An effect of the first conductive pad 640 not contacting the second and the third conductive pads 650 and 660 may cause the electronic circuit providing a second output as shown in FIG. 4B. Therefore, the second output may indicate that power cord via the plug 634 may not be correctly received inside the cavity of the socket 620 in contrast to the first output. With regard to the second output, a visual alarm signal or a sound alarm responsive to the electrical circuit providing the second output could be provided if a device is connected to by the power cord being and is in operation.
FIG. 7 shows an example of a block diagram 700 for detecting a power cord, the diagram 700 comprises a block 710 for pushing a pin located inside a cavity of a receptacle adapted to receive a power cord. The pin can comprise a first conductive pad. Pushing the pin from a rest position can cause the movement of the first conductive pad. Diagram 700 further comprises a block 720 for an electrical circuit providing a first output responsive to the first conductive pad shorting a second and a third conductive pads. The first output can indicate that the power cord is correctly received inside the cavity of the receptacle. The second and third conductive pads are separated from the first conductive pad and can form an open circuit on an electrical circuit.
In some implementations, the diagram 700 can further comprise a block for providing mechanical means that cause the movement of the pin back to the rest position. The mechanical means can permit moving the pin back to its rest position which as shown in FIG. 2A. The mechanical means can work responsive to removing the power cord from the cavity of the receptacle.
In some implementations, the diagram 700 can further comprise a block for the electrical circuit providing a second output different from the first output indicating that the power cord is not correctly received inside the cavity of the receptacle responsive to the first conductive pad not contacting the second and third conductive pads.
In some implementations, the diagram 700 can further comprise a block for providing an alarm signal responsive to the electrical circuit providing the second output and a device connected to an electrical grid by the power cord being in operation. In a preferred implementation, the alarm signal could be a visual alarm signal as shown in FIG. 5 having a led that could be switched on responsive to the electrical circuit providing the second output and a device connected to by the power cord being in operation. Other types of alarm signals could be e.g. a sound alarm.
In some implementations, the diagram 700 can further comprise a block for transmitting the first and the second output to a computing device as e.g. transmission means as shown in FIG. 5 for transmitting the first and the second outputs to a computing device e.g. guided (twisted pair, optic fiber, coaxial, etc.) or wireless (e.g. RFID).
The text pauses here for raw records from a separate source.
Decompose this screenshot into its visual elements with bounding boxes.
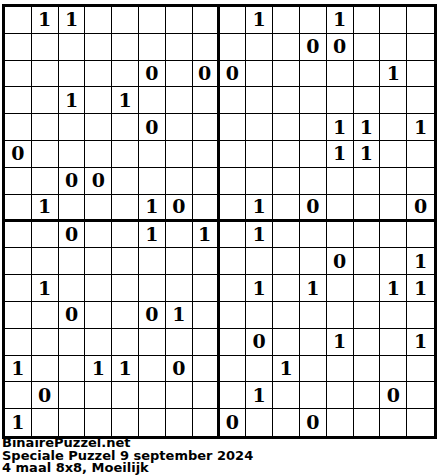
- cell-r9c16[interactable]: [407, 222, 434, 249]
- cell-r13c6[interactable]: [139, 329, 166, 356]
- cell-r13c10: 0: [246, 329, 273, 356]
- cell-r11c15: 1: [380, 275, 407, 302]
- cell-r7c11[interactable]: [273, 168, 300, 195]
- cell-r6c11[interactable]: [273, 141, 300, 168]
- cell-r8c7: 0: [166, 195, 193, 222]
- cell-r8c12: 0: [300, 195, 327, 222]
- cell-r3c14[interactable]: [354, 61, 381, 88]
- cell-r15c11[interactable]: [273, 382, 300, 409]
- cell-r4c7[interactable]: [166, 87, 193, 114]
- cell-r12c8[interactable]: [193, 302, 220, 329]
- cell-r16c12: 0: [300, 409, 327, 436]
- cell-r7c14[interactable]: [354, 168, 381, 195]
- cell-r13c16: 1: [407, 329, 434, 356]
- cell-r12c6: 0: [139, 302, 166, 329]
- cell-r8c5[interactable]: [112, 195, 139, 222]
- cell-r16c3[interactable]: [59, 409, 86, 436]
- cell-r2c13: 0: [327, 34, 354, 61]
- cell-r16c10[interactable]: [246, 409, 273, 436]
- cell-r2c3[interactable]: [59, 34, 86, 61]
- cell-r3c16[interactable]: [407, 61, 434, 88]
- cell-r3c7[interactable]: [166, 61, 193, 88]
- cell-r9c6: 1: [139, 222, 166, 249]
- cell-r10c1[interactable]: [5, 248, 32, 275]
- cell-r10c2[interactable]: [32, 248, 59, 275]
- cell-r8c1[interactable]: [5, 195, 32, 222]
- cell-r12c1[interactable]: [5, 302, 32, 329]
- cell-r2c15[interactable]: [380, 34, 407, 61]
- cell-r2c7[interactable]: [166, 34, 193, 61]
- cell-r1c15[interactable]: [380, 7, 407, 34]
- cell-r4c5: 1: [112, 87, 139, 114]
- cell-r13c5[interactable]: [112, 329, 139, 356]
- cell-r9c12[interactable]: [300, 222, 327, 249]
- cell-r5c1[interactable]: [5, 114, 32, 141]
- cell-r6c13: 1: [327, 141, 354, 168]
- cell-r2c14[interactable]: [354, 34, 381, 61]
- cell-r1c11[interactable]: [273, 7, 300, 34]
- cell-r12c7: 1: [166, 302, 193, 329]
- cell-r12c14[interactable]: [354, 302, 381, 329]
- cell-r2c1[interactable]: [5, 34, 32, 61]
- cell-r7c9[interactable]: [220, 168, 247, 195]
- cell-r11c13[interactable]: [327, 275, 354, 302]
- cell-r8c13[interactable]: [327, 195, 354, 222]
- cell-r4c2[interactable]: [32, 87, 59, 114]
- cell-r11c9[interactable]: [220, 275, 247, 302]
- cell-r10c10[interactable]: [246, 248, 273, 275]
- cell-r1c4[interactable]: [85, 7, 112, 34]
- cell-r6c4[interactable]: [85, 141, 112, 168]
- cell-r11c7[interactable]: [166, 275, 193, 302]
- cell-r16c7[interactable]: [166, 409, 193, 436]
- cell-r1c8[interactable]: [193, 7, 220, 34]
- cell-r13c3[interactable]: [59, 329, 86, 356]
- cell-r1c5[interactable]: [112, 7, 139, 34]
- cell-r16c8[interactable]: [193, 409, 220, 436]
- cell-r16c14[interactable]: [354, 409, 381, 436]
- cell-r7c3: 0: [59, 168, 86, 195]
- cell-r1c10: 1: [246, 7, 273, 34]
- cell-r14c16[interactable]: [407, 356, 434, 383]
- cell-r6c1: 0: [5, 141, 32, 168]
- cell-r11c1[interactable]: [5, 275, 32, 302]
- cell-r3c13[interactable]: [327, 61, 354, 88]
- cell-r16c16[interactable]: [407, 409, 434, 436]
- cell-r15c5[interactable]: [112, 382, 139, 409]
- cell-r6c5[interactable]: [112, 141, 139, 168]
- cell-r16c2[interactable]: [32, 409, 59, 436]
- cell-r4c16[interactable]: [407, 87, 434, 114]
- cell-r4c15[interactable]: [380, 87, 407, 114]
- cell-r2c6[interactable]: [139, 34, 166, 61]
- cell-r1c2: 1: [32, 7, 59, 34]
- cell-r8c9[interactable]: [220, 195, 247, 222]
- cell-r5c6: 0: [139, 114, 166, 141]
- cell-r8c4[interactable]: [85, 195, 112, 222]
- cell-r15c12[interactable]: [300, 382, 327, 409]
- cell-r1c3: 1: [59, 7, 86, 34]
- cell-r10c13: 0: [327, 248, 354, 275]
- cell-r14c4: 1: [85, 356, 112, 383]
- cell-r3c4[interactable]: [85, 61, 112, 88]
- cell-r6c15[interactable]: [380, 141, 407, 168]
- cell-r16c9: 0: [220, 409, 247, 436]
- cell-r1c14[interactable]: [354, 7, 381, 34]
- cell-r15c14[interactable]: [354, 382, 381, 409]
- cell-r14c2[interactable]: [32, 356, 59, 383]
- cell-r13c7[interactable]: [166, 329, 193, 356]
- cell-r9c9[interactable]: [220, 222, 247, 249]
- cell-r11c5[interactable]: [112, 275, 139, 302]
- cell-r15c6[interactable]: [139, 382, 166, 409]
- cell-r15c7[interactable]: [166, 382, 193, 409]
- cell-r9c15[interactable]: [380, 222, 407, 249]
- cell-r8c16: 0: [407, 195, 434, 222]
- cell-r10c9[interactable]: [220, 248, 247, 275]
- cell-r1c6[interactable]: [139, 7, 166, 34]
- cell-r7c1[interactable]: [5, 168, 32, 195]
- cell-r16c5[interactable]: [112, 409, 139, 436]
- cell-r15c1[interactable]: [5, 382, 32, 409]
- cell-r11c12: 1: [300, 275, 327, 302]
- cell-r5c12[interactable]: [300, 114, 327, 141]
- cell-r9c2[interactable]: [32, 222, 59, 249]
- cell-r16c4[interactable]: [85, 409, 112, 436]
- cell-r10c5[interactable]: [112, 248, 139, 275]
- cell-r3c10[interactable]: [246, 61, 273, 88]
- cell-r2c16[interactable]: [407, 34, 434, 61]
- cell-r8c11[interactable]: [273, 195, 300, 222]
- puzzle-spec: 4 maal 8x8, Moeilijk: [2, 462, 253, 475]
- cell-r8c3[interactable]: [59, 195, 86, 222]
- cell-r1c1[interactable]: [5, 7, 32, 34]
- footer: BinairePuzzel.net Speciale Puzzel 9 sept…: [2, 437, 253, 475]
- cell-r10c16: 1: [407, 248, 434, 275]
- cell-r10c14[interactable]: [354, 248, 381, 275]
- cell-r3c12[interactable]: [300, 61, 327, 88]
- cell-r1c13: 1: [327, 7, 354, 34]
- cell-r11c16: 1: [407, 275, 434, 302]
- cell-r13c9[interactable]: [220, 329, 247, 356]
- cell-r16c1: 1: [5, 409, 32, 436]
- cell-r10c11[interactable]: [273, 248, 300, 275]
- cell-r5c14: 1: [354, 114, 381, 141]
- cell-r9c14[interactable]: [354, 222, 381, 249]
- cell-r12c4[interactable]: [85, 302, 112, 329]
- cell-r6c10[interactable]: [246, 141, 273, 168]
- cell-r15c4[interactable]: [85, 382, 112, 409]
- cell-r7c16[interactable]: [407, 168, 434, 195]
- cell-r15c2: 0: [32, 382, 59, 409]
- cell-r5c11[interactable]: [273, 114, 300, 141]
- cell-r4c3: 1: [59, 87, 86, 114]
- cell-r11c8[interactable]: [193, 275, 220, 302]
- cell-r5c13: 1: [327, 114, 354, 141]
- cell-r12c9[interactable]: [220, 302, 247, 329]
- cell-r7c12[interactable]: [300, 168, 327, 195]
- cell-r1c16[interactable]: [407, 7, 434, 34]
- cell-r7c13[interactable]: [327, 168, 354, 195]
- cell-r13c14[interactable]: [354, 329, 381, 356]
- cell-r4c14[interactable]: [354, 87, 381, 114]
- cell-r15c15: 0: [380, 382, 407, 409]
- cell-r10c6[interactable]: [139, 248, 166, 275]
- cell-r6c7[interactable]: [166, 141, 193, 168]
- cell-r13c12[interactable]: [300, 329, 327, 356]
- cell-r3c1[interactable]: [5, 61, 32, 88]
- cell-r4c10[interactable]: [246, 87, 273, 114]
- cell-r12c11[interactable]: [273, 302, 300, 329]
- cell-r11c3[interactable]: [59, 275, 86, 302]
- cell-r6c6[interactable]: [139, 141, 166, 168]
- cell-r16c15[interactable]: [380, 409, 407, 436]
- cell-r4c6[interactable]: [139, 87, 166, 114]
- cell-r5c16: 1: [407, 114, 434, 141]
- cell-r4c1[interactable]: [5, 87, 32, 114]
- cell-r14c7: 0: [166, 356, 193, 383]
- cell-r5c7[interactable]: [166, 114, 193, 141]
- cell-r6c2[interactable]: [32, 141, 59, 168]
- cell-r6c9[interactable]: [220, 141, 247, 168]
- cell-r16c13[interactable]: [327, 409, 354, 436]
- binary-puzzle-board: 1111000001110111011001101000111011111100…: [2, 4, 437, 439]
- cell-r8c8[interactable]: [193, 195, 220, 222]
- cell-r6c16[interactable]: [407, 141, 434, 168]
- cell-r6c14: 1: [354, 141, 381, 168]
- cell-r16c11[interactable]: [273, 409, 300, 436]
- cell-r5c8[interactable]: [193, 114, 220, 141]
- cell-r1c12[interactable]: [300, 7, 327, 34]
- cell-r11c4[interactable]: [85, 275, 112, 302]
- cell-r2c2[interactable]: [32, 34, 59, 61]
- cell-r5c2[interactable]: [32, 114, 59, 141]
- cell-r9c7[interactable]: [166, 222, 193, 249]
- cell-r5c15[interactable]: [380, 114, 407, 141]
- cell-r15c9[interactable]: [220, 382, 247, 409]
- cell-r1c7[interactable]: [166, 7, 193, 34]
- cell-r3c9: 0: [220, 61, 247, 88]
- cell-r13c2[interactable]: [32, 329, 59, 356]
- cell-r14c14[interactable]: [354, 356, 381, 383]
- cell-r10c12[interactable]: [300, 248, 327, 275]
- cell-r12c13[interactable]: [327, 302, 354, 329]
- cell-r2c8[interactable]: [193, 34, 220, 61]
- cell-r2c5[interactable]: [112, 34, 139, 61]
- cell-r9c3: 0: [59, 222, 86, 249]
- cell-r13c15[interactable]: [380, 329, 407, 356]
- cell-r3c6: 0: [139, 61, 166, 88]
- cell-r7c2[interactable]: [32, 168, 59, 195]
- cell-r12c15[interactable]: [380, 302, 407, 329]
- cell-r12c10[interactable]: [246, 302, 273, 329]
- cell-r3c11[interactable]: [273, 61, 300, 88]
- cell-r13c8[interactable]: [193, 329, 220, 356]
- cell-r7c10[interactable]: [246, 168, 273, 195]
- cell-r4c12[interactable]: [300, 87, 327, 114]
- cell-r14c11: 1: [273, 356, 300, 383]
- cell-r10c15[interactable]: [380, 248, 407, 275]
- cell-r7c4: 0: [85, 168, 112, 195]
- cell-r9c4[interactable]: [85, 222, 112, 249]
- cell-r9c11[interactable]: [273, 222, 300, 249]
- cell-r14c15[interactable]: [380, 356, 407, 383]
- cell-r13c1[interactable]: [5, 329, 32, 356]
- cell-r6c3[interactable]: [59, 141, 86, 168]
- cell-r4c13[interactable]: [327, 87, 354, 114]
- cell-r6c8[interactable]: [193, 141, 220, 168]
- cell-r8c6: 1: [139, 195, 166, 222]
- cell-r2c10[interactable]: [246, 34, 273, 61]
- cell-r13c4[interactable]: [85, 329, 112, 356]
- cell-r12c5[interactable]: [112, 302, 139, 329]
- cell-r12c16[interactable]: [407, 302, 434, 329]
- cell-r10c3[interactable]: [59, 248, 86, 275]
- cell-r14c10[interactable]: [246, 356, 273, 383]
- cell-r5c5[interactable]: [112, 114, 139, 141]
- cell-r5c9[interactable]: [220, 114, 247, 141]
- cell-r10c7[interactable]: [166, 248, 193, 275]
- cell-r4c4[interactable]: [85, 87, 112, 114]
- cell-r8c14[interactable]: [354, 195, 381, 222]
- cell-r15c3[interactable]: [59, 382, 86, 409]
- cell-r11c14[interactable]: [354, 275, 381, 302]
- cell-r3c5[interactable]: [112, 61, 139, 88]
- cell-r8c2: 1: [32, 195, 59, 222]
- cell-r9c8: 1: [193, 222, 220, 249]
- cell-r7c8[interactable]: [193, 168, 220, 195]
- cell-r2c9[interactable]: [220, 34, 247, 61]
- cell-r7c6[interactable]: [139, 168, 166, 195]
- cell-r1c9[interactable]: [220, 7, 247, 34]
- cell-r2c4[interactable]: [85, 34, 112, 61]
- cell-r13c13: 1: [327, 329, 354, 356]
- cell-r9c10: 1: [246, 222, 273, 249]
- cell-r14c12[interactable]: [300, 356, 327, 383]
- cell-r4c9[interactable]: [220, 87, 247, 114]
- cell-r14c1: 1: [5, 356, 32, 383]
- cell-r15c8[interactable]: [193, 382, 220, 409]
- cell-r12c12[interactable]: [300, 302, 327, 329]
- cell-r14c9[interactable]: [220, 356, 247, 383]
- cell-r15c13[interactable]: [327, 382, 354, 409]
- cell-r12c2[interactable]: [32, 302, 59, 329]
- cell-r11c11[interactable]: [273, 275, 300, 302]
- cell-r14c8[interactable]: [193, 356, 220, 383]
- cell-r2c11[interactable]: [273, 34, 300, 61]
- cell-r15c10: 1: [246, 382, 273, 409]
- cell-r2c12: 0: [300, 34, 327, 61]
- cell-r3c8: 0: [193, 61, 220, 88]
- cell-r9c5[interactable]: [112, 222, 139, 249]
- cell-r5c4[interactable]: [85, 114, 112, 141]
- cell-r8c10: 1: [246, 195, 273, 222]
- cell-r7c7[interactable]: [166, 168, 193, 195]
- cell-r3c3[interactable]: [59, 61, 86, 88]
- cell-r14c3[interactable]: [59, 356, 86, 383]
- cell-r11c6[interactable]: [139, 275, 166, 302]
- cell-r14c6[interactable]: [139, 356, 166, 383]
- cell-r3c15: 1: [380, 61, 407, 88]
- cell-r16c6[interactable]: [139, 409, 166, 436]
- cell-r9c13[interactable]: [327, 222, 354, 249]
- cell-r14c5: 1: [112, 356, 139, 383]
- cell-r5c10[interactable]: [246, 114, 273, 141]
- cell-r3c2[interactable]: [32, 61, 59, 88]
- cell-r10c8[interactable]: [193, 248, 220, 275]
- cell-r4c8[interactable]: [193, 87, 220, 114]
- cell-r6c12[interactable]: [300, 141, 327, 168]
- cell-r7c15[interactable]: [380, 168, 407, 195]
- cell-r5c3[interactable]: [59, 114, 86, 141]
- cell-r8c15[interactable]: [380, 195, 407, 222]
- cell-r4c11[interactable]: [273, 87, 300, 114]
- cell-r9c1[interactable]: [5, 222, 32, 249]
- cell-r11c10: 1: [246, 275, 273, 302]
- cell-r7c5[interactable]: [112, 168, 139, 195]
- cell-r11c2: 1: [32, 275, 59, 302]
- cell-r15c16[interactable]: [407, 382, 434, 409]
- cell-r13c11[interactable]: [273, 329, 300, 356]
- cell-r12c3: 0: [59, 302, 86, 329]
- cell-r14c13[interactable]: [327, 356, 354, 383]
- cell-r10c4[interactable]: [85, 248, 112, 275]
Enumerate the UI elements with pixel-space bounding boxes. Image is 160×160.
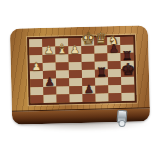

Furthermore, relative terms used to describe the structural features of the figures illustrated herein are in no way limiting to conceivable implementations. It is, of course, not possible to describe every conceivable combination of components or methods, but one of ordinary skill in the art will recognize that many further combinations and permutations are possible. Accordingly, the invention is intended to embrace all such alterations, modifications, and variations that fall within the scope of this application, including the appended claims. Additionally, where the disclosure or claims recite “a,” “an,” “a first,” or “another” element, or the equivalent thereof, it should be interpreted to include one or more than one such element, neither requiring nor excluding two or more such elements.